College of Nursing opens new lab

Lynn Underwood, assistant professor of traditional nursing, teaches a Level 1 student in the new nursing simulation lab located in Stevens Hall last week.

by Ann Harkey Staff Writer

UNA recently opened a new medical training simulation lab for the nursing department in Stevens Hall.

A large classroom was remodeled to look exactly like a hospital, including hospital beds, equipment and medical supplies. The lab includes four new high-frequency Medical Education and Training Inc. simulators. The total cost for the remodel and the new simulators is estimated to be approximately $500,000, said Dr. Marilyn Lee, chair of the Department of Traditional Nursing.

Simulators resemble life-sized car-crash dummies. They are anatomically accurate in their weight and height. The four simulators include a unisex adult, an infant, a young child and a birthing mother. What makes these simulators different is their ability to react to what a nurse or doctor performs on them.

“The simulators can breathe, talk and have a pulse,” Lee said. “They can do everything a real person does except use their brain.”

She said students can check their blood pressure, start IVs and give them medication.

Before the simulation starts, students are assigned roles such as primary nurse or recorder, Lee said. There are normally four students to each simulation, but it can can include up to eight. The instructor gives the students a quick briefing on what is about to happen.

The instructor then enters the control room in the center of the simulation lab. From the control room, the instructor can see how the students perform. They also take on the voice roles of the patient, the 911 operator or another doctor. UNA’s simulation technician, Eric Homich, then starts the simulation.

Simulations are scenarios the students encounter and must perform accurately for the simulator to “survive.” Each simulator is pre-programmed with up to 100 simulations, such as burn scenarios or asthma attacks. If the students do not give the right medications, start IVs at the right time, treat wounds or diagnose properly, the simulator can “die” and the simulation is over. After the simulation, the instructor debriefs the students and gives them valuable information on what went right or wrong during the simulation, Lee said.

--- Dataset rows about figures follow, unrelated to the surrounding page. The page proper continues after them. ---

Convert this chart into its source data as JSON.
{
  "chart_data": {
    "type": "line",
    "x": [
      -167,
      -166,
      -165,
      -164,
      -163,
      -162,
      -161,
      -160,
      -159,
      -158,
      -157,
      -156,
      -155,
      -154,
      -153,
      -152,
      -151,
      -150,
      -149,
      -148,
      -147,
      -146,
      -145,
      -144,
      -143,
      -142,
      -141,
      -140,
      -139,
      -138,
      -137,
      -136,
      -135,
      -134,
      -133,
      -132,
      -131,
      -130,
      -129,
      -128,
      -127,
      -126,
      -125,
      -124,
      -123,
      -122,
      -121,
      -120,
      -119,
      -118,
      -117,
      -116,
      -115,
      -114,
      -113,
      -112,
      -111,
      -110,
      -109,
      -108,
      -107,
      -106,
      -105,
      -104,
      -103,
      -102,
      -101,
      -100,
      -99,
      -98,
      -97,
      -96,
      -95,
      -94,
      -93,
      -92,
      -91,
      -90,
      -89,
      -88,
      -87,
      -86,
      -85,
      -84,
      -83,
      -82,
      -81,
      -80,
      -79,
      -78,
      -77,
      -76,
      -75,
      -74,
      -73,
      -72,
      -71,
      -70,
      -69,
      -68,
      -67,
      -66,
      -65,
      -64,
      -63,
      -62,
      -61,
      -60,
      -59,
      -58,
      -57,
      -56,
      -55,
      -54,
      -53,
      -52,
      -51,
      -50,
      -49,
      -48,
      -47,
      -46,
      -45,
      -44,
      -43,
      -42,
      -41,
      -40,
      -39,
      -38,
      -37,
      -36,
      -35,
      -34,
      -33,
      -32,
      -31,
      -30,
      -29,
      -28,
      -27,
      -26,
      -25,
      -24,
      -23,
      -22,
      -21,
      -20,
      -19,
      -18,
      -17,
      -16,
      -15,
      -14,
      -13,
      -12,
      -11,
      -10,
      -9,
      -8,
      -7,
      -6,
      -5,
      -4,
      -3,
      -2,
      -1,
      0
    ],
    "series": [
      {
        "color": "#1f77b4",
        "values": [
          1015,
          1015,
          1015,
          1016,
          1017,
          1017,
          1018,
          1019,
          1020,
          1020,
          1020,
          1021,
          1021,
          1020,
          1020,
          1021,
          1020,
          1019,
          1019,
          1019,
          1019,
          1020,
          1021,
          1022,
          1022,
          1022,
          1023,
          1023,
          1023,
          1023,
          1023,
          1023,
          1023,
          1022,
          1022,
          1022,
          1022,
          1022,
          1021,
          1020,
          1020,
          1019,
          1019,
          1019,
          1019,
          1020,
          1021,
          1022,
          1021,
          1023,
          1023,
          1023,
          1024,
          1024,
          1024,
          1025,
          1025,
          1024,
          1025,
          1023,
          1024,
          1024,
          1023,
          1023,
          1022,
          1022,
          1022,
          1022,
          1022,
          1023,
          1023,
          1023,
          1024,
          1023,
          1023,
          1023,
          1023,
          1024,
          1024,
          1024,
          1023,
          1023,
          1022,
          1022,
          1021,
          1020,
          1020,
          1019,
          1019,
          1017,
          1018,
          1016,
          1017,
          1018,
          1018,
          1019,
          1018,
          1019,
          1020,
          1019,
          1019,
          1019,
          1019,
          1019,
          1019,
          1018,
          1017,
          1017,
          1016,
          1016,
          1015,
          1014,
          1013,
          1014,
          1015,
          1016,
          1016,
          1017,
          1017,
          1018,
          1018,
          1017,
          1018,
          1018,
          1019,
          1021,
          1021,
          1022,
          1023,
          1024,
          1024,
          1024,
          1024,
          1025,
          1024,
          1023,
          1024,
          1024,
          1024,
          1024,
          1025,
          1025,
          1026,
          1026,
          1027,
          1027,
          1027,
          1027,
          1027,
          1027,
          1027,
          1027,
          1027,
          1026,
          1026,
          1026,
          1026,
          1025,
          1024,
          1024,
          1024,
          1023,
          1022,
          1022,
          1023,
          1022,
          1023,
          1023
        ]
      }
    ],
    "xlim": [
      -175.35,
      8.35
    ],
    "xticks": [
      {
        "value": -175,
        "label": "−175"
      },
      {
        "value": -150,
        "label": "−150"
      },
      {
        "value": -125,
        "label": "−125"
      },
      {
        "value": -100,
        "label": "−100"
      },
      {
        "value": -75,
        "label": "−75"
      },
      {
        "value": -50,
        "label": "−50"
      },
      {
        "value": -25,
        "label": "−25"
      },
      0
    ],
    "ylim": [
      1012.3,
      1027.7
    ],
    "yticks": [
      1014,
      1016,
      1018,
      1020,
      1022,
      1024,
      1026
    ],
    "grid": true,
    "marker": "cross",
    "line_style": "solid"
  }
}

“Students actually transfer what they learn in simulations to actual bedside,” Lee said.

Simulations include prep work to provide the students with the most accurate hospital experience that can be provided.

“I talk with instructors a week before simulations to find out how the students are grouped,” Homich said.

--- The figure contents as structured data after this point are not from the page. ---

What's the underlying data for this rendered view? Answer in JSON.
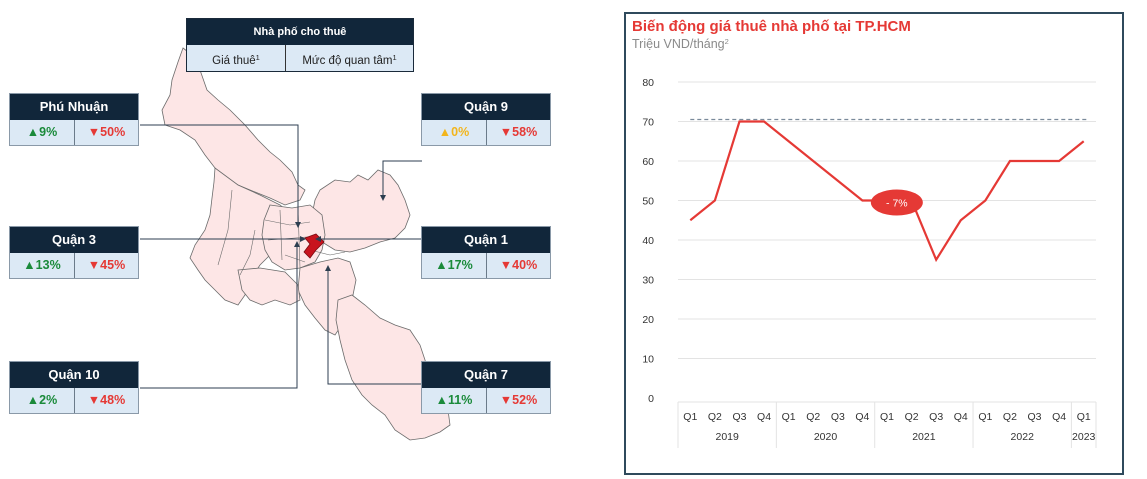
{
  "map": {
    "legend": {
      "title": "Nhà phố cho thuê",
      "col1": "Giá thuê",
      "col2": "Mức độ quan tâm",
      "footnote_mark": "1"
    },
    "districts": [
      {
        "name": "Phú Nhuận",
        "price_change": "9%",
        "price_dir": "up",
        "price_color": "green",
        "interest_change": "50%",
        "interest_dir": "down"
      },
      {
        "name": "Quận 9",
        "price_change": "0%",
        "price_dir": "up",
        "price_color": "yellow",
        "interest_change": "58%",
        "interest_dir": "down"
      },
      {
        "name": "Quận 3",
        "price_change": "13%",
        "price_dir": "up",
        "price_color": "green",
        "interest_change": "45%",
        "interest_dir": "down"
      },
      {
        "name": "Quận 1",
        "price_change": "17%",
        "price_dir": "up",
        "price_color": "green",
        "interest_change": "40%",
        "interest_dir": "down"
      },
      {
        "name": "Quận 10",
        "price_change": "2%",
        "price_dir": "up",
        "price_color": "green",
        "interest_change": "48%",
        "interest_dir": "down"
      },
      {
        "name": "Quận 7",
        "price_change": "11%",
        "price_dir": "up",
        "price_color": "green",
        "interest_change": "52%",
        "interest_dir": "down"
      }
    ],
    "icons": {
      "up": "▲",
      "down": "▼"
    },
    "colors": {
      "map_fill": "#fde6e6",
      "map_stroke": "#6b6b6b",
      "highlight": "#c8141e",
      "header_bg": "#11263a",
      "cell_bg": "#dce9f5",
      "green": "#1a8a3a",
      "yellow": "#f2b51c",
      "red": "#e53935"
    }
  },
  "chart": {
    "title": "Biến động giá thuê nhà phố tại TP.HCM",
    "subtitle": "Triệu VND/tháng",
    "subtitle_sup": "2",
    "annotation": "- 7%"
  },
  "chart_data": {
    "type": "line",
    "title": "Biến động giá thuê nhà phố tại TP.HCM",
    "subtitle": "Triệu VND/tháng²",
    "xlabel": "",
    "ylabel": "Triệu VND/tháng",
    "ylim": [
      0,
      80
    ],
    "yticks": [
      0,
      10,
      20,
      30,
      40,
      50,
      60,
      70,
      80
    ],
    "grid": true,
    "legend": null,
    "x": [
      "2019 Q1",
      "2019 Q2",
      "2019 Q3",
      "2019 Q4",
      "2020 Q1",
      "2020 Q2",
      "2020 Q3",
      "2020 Q4",
      "2021 Q1",
      "2021 Q2",
      "2021 Q3",
      "2021 Q4",
      "2022 Q1",
      "2022 Q2",
      "2022 Q3",
      "2022 Q4",
      "2023 Q1"
    ],
    "quarters": [
      "Q1",
      "Q2",
      "Q3",
      "Q4",
      "Q1",
      "Q2",
      "Q3",
      "Q4",
      "Q1",
      "Q2",
      "Q3",
      "Q4",
      "Q1",
      "Q2",
      "Q3",
      "Q4",
      "Q1"
    ],
    "year_groups": [
      {
        "label": "2019",
        "count": 4
      },
      {
        "label": "2020",
        "count": 4
      },
      {
        "label": "2021",
        "count": 4
      },
      {
        "label": "2022",
        "count": 4
      },
      {
        "label": "2023",
        "count": 1
      }
    ],
    "series": [
      {
        "name": "Giá thuê",
        "color": "#e53935",
        "values": [
          45,
          50,
          70,
          70,
          65,
          60,
          55,
          50,
          50,
          50,
          35,
          45,
          50,
          60,
          60,
          60,
          65
        ]
      }
    ],
    "reference_line": {
      "value": 70.5,
      "style": "dashed",
      "color": "#7a8a9a"
    },
    "annotations": [
      {
        "text": "- 7%",
        "x_index": 8.5,
        "y": 50,
        "shape": "ellipse",
        "color": "#e53935"
      }
    ]
  }
}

The simulation is then picked, and Homich sets up the supplies that will be needed. He also primes the simulators with liquids, such as fake urine. He then makes the patient chart, lab results and other paperwork. If the simulator needs makeup, such as fake burnt skin called “molage,” he applies it.

The simulations are all pre-programmed, but Homich must be present to enter into the computer what medications the students give the simulator or when IVs are introduced, he said.

“The simulator will react like a real patient,” Homich said.

UNA professors said the new lab will be effective in providing students with experience.

“It’s a grand experience for students, “said Dr. Birdie Bailey, dean of the College of Nursing. “It provides as close to a real opportunity to participate in scenarios that they wouldn’t have experienced before.”

Bailey said the nursing students take the simulations seriously. She said some students can even take the simulations too seriously and need to be calmed down.

“It is one of the most accepted teaching methodologies in the United States,” she said. “It can be compared with astronauts using space simulations.”

UNA nursing students said they become immersed in the simulations.

“It’s easy to view these simulators as oversized mannequins or dolls,” said Hannah Gillman, a nursing student at UNA. “However, when one starts to go into cardiac arrest or experiences a postpartum hemorrhage, our training kicks in and these simulators become as real as you or I.”

Lee and Bailey hope the new lab will encourage students to apply for the new accelerated Bachelor of Science program. This program allows students with a previous bachelor’s degree in any field to acquire their BSN in 15 months.